Geometric Value Iteration: Dynamic Error-Aware KL Regularization for Reinforcement Learning

Toshinori Kitamura (NAIST)*; lingwei zhu (NAIST); Takamitsu Matsubara (NAIST)

Abstract

The recent booming of entropy-regularized literature reveals that Kullback-Leibler (KL) regularization brings advantages to Reinforcement Learning (RL) algorithms by canceling out errors under mild assumptions. However, existing analyses focus on fixed regularization with a constant weighting coefficient and have not considered the case where the coefficient is allowed to change dynamically. In this paper, we study the dynamic coefficient scheme and present the first asymptotic error bound. Based on the dynamic coefficient error bound, we propose an effective scheme to tune the coefficient according to the magnitude of error in favor of more robust learning.

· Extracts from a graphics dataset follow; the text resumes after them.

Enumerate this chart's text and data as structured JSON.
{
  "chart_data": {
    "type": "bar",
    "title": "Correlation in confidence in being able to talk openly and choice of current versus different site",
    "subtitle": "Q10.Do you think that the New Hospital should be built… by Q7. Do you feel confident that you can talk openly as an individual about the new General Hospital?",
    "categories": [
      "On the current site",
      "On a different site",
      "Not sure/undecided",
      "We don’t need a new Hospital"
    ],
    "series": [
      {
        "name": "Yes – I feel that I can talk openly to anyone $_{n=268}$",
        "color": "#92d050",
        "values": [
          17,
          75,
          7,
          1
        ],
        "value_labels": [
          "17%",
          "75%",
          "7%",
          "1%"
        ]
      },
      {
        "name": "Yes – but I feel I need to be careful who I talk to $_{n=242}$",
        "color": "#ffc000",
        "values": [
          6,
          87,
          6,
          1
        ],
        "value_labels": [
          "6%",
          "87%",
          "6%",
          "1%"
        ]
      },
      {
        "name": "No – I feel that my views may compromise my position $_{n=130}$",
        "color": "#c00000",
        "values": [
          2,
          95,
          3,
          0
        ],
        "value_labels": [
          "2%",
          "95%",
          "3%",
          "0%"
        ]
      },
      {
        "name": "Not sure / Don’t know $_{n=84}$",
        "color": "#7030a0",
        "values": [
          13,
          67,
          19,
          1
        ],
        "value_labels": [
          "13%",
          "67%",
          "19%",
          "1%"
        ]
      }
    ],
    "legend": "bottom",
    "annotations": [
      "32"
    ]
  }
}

On top of this development, we propose a novel algorithm: Geometric Value Iteration (GVI) that features dynamic error-aware KL coefficient design aiming to mitigate the impact of errors on the performance. Our experiments demonstrate that GVI can effectively exploit the tradeoff between learning speed and robustness over uniform averaging of constant KL coefficient. The combination of GVI and deep networks shows stable learning behavior even in the absence of a target network where standard value iteration algorithms like DQN would greatly oscillate or even fail to converge.